WASHINGTON -- The U.S. economy, stuck in low gear in the spring, lurched ahead at a brisk 4 percent annual rate in the summer, a stronger performance than the government previously thought.
The latest reading on gross domestic product, considered the best barometer of the nation's economic health, showed the economy growing at a faster pace in the third quarter than the 3.1 percent growth rate first estimated a month ago, the Commerce Department reported Tuesday.
GDP measures the total value of goods and services produced within the United States. The revised reading, based on more complete data, also exceeded analysts' expectations. They were forecasting a 3.8 percent growth rate in the third quarter.
Stronger inventory building by businesses, more robust spending by the government and an improved trade picture were the major reasons behind the upward boost to third quarter GDP.
In a more forward looking report, consumer confidence rose in November, reversing a five-month-long trend, thanks to improved expectations about employment and income, the Conference Board said. The group's Consumer Confidence Index rose to 84.1 from a revised 79.6 in October. Analysts had been expecting a reading of 85.0.
Separately, new-home sales fell by 4.5 percent in October from the previous month to a seasonally adjusted annual rate of 1.01 million, the department said in another report.
Even with the decline, October's sales pace marked the third best monthly level on record. Sales fell sharply in the Northeast and the Midwest, but they went up in the South and the West.
Economists expected sales to slow from September's all-time high monthly sales pace of 1.05 million, which represented a 1.6 percent increase from the previous month, and was powered by low mortgage rates.
The latest batch of economic news failed to cheer Wall Street. The Dow Jones industrial average was off 140 points and the Nasdaq had lost 20 in morning trading.
The economy's more than respectable speed registered in the third quarter contrasted with the below-par 1.3 percent growth rate seen in the second quarter of this year and marked the best performance since a 5 percent pace posted in the first three months of this year.
But economists worry that the summer's burst of speed could be followed by a winter lull.
Even with the third-quarter rebound, many economists predict the economy - pounded by the turbulent stock market and worries about a possible war with Iraq - is losing momentum in the current October-December quarter.
Some analysts are forecasting a fourth-quarter economic growth rate of around just more than 1 percent.

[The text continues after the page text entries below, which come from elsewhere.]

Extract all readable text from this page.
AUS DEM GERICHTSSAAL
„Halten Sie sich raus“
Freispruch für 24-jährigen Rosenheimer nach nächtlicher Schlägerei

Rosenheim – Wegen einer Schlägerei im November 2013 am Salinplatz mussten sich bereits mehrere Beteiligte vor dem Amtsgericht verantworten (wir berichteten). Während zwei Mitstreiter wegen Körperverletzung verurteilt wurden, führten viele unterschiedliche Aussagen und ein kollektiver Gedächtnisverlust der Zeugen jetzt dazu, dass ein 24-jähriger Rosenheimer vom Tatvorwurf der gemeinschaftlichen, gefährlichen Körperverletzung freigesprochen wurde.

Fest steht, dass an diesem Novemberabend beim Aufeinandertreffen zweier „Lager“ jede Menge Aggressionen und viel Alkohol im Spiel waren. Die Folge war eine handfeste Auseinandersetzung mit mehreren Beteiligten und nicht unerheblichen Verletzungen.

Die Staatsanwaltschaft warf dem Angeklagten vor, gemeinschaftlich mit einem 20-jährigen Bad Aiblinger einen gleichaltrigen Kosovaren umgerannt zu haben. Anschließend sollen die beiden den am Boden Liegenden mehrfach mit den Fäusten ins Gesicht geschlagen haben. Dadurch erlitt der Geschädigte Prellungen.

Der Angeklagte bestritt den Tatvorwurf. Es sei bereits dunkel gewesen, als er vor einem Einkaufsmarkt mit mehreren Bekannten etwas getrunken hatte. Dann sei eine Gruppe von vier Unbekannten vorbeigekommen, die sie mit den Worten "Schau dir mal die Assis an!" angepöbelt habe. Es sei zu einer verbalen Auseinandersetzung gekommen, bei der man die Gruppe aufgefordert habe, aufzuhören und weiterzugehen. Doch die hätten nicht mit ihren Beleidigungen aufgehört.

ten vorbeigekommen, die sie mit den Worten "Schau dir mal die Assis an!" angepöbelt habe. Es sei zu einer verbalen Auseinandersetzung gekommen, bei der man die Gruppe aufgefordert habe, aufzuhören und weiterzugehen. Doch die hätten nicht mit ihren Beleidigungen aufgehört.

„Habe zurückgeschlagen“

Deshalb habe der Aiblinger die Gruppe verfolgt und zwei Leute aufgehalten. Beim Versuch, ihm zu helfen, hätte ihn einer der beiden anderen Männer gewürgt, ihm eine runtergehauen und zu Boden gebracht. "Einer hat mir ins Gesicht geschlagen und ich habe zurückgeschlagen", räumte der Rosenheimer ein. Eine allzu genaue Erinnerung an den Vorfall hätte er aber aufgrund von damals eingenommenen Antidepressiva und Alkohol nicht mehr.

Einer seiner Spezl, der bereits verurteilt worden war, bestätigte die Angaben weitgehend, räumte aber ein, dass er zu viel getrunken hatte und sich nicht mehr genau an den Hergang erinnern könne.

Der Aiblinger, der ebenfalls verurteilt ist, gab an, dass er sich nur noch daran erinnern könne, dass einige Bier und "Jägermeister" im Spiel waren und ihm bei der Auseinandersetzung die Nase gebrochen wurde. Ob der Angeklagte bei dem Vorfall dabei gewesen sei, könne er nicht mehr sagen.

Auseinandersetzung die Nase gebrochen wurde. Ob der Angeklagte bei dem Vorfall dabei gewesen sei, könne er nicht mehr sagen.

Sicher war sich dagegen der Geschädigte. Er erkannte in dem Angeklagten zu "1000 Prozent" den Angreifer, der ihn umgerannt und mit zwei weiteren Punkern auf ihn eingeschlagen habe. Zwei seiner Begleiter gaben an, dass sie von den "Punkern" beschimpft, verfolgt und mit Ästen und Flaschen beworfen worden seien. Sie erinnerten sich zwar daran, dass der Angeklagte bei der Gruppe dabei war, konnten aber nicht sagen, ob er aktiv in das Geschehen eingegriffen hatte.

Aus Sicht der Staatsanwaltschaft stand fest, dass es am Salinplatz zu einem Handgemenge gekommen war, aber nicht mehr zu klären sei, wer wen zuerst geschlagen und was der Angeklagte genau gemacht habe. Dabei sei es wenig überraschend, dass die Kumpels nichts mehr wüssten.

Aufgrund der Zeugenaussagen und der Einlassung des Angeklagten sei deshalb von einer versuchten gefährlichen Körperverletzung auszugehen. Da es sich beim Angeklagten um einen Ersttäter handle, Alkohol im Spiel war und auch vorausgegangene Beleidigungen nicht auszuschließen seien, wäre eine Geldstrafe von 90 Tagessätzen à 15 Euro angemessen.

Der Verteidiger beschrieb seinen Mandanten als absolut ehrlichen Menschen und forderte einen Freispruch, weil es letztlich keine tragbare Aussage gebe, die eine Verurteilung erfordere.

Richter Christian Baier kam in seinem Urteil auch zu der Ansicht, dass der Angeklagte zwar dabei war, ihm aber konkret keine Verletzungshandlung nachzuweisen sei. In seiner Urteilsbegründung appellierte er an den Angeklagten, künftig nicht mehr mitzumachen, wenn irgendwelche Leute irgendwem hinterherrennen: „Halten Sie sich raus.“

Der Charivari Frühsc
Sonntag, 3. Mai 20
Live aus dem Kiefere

Forecasters at the National Association for Business Economics said Tuesday that they trimmed their forecast for economic growth in the current quarter to a rate of 1.4 percent, down from a 2.7 percent rate estimated just two months ago.
Still, most don't foresee the economy falling back into recession.
NABE forecasters also cut their forecast for economic growth in the first quarter of 2003 to just a 2.5 percent rate, compared with a 3.3 percent growth rate.
The uneven economic growth seen so far this year is a source of apprehension for the Federal Reserve and President Bush, whose economics team is pondering what more can be done to help energize the economy, which is struggling to get back to full health after being knocked down by last year's recession.
The Federal Reserve - wanting to boost economic growth - cut a key interest rate this month by a bold half a percentage point to a 41-year low of 1.25 percent. That marked the first rate reduction this year and the 12th since January 2001.
In the third-quarter, businesses replenished stockpiles of unsold goods, adding 0.5 percentage point to GDP, a big factor in the upward revision to the overall GDP figure. The government had previously estimated that inventories had subtracted from economic growth.
Another factor in the stronger third-quarter GDP showing: Government spending grew at a 3.1 percent pace in the third quarter, more brisk than the 1.8 percent previously estimated.
An improved trade picture also helped out as exports grew at a 3.3 percent pace in the third quarter, compared with the 2.1 percent growth rate estimated a month ago.
Consumer spending, which accounts for two-thirds of all economic activity in the United States, grew at a rate of 4.1 percent in the third quarter. That was slightly slower than the 4.2 percent pace first estimated but much stronger than the 1.8 percent rate posted in the second quarter.
Consumers have been the main force keeping the economy going this year.
Business investment in equipment and software grew at a 6.6 percent rate in the third quarter, twice as fast as in the second quarter, providing an encouraging sign. A sustained turnaround in capital investment is a necessary ingredient for the economy's full recovery. But businesses continued to cut investment in new plants, offices and other buildings in the third quarter.
Tuesday's report also showed that after-tax profits of U.S. corporations grew at a 2.1 percent rate in the third quarter, up from a 1.7 percent pace in the second quarter. Economists say businesses are more likely to ramp-up capital investment once profits - which took a hit during the recession - recover.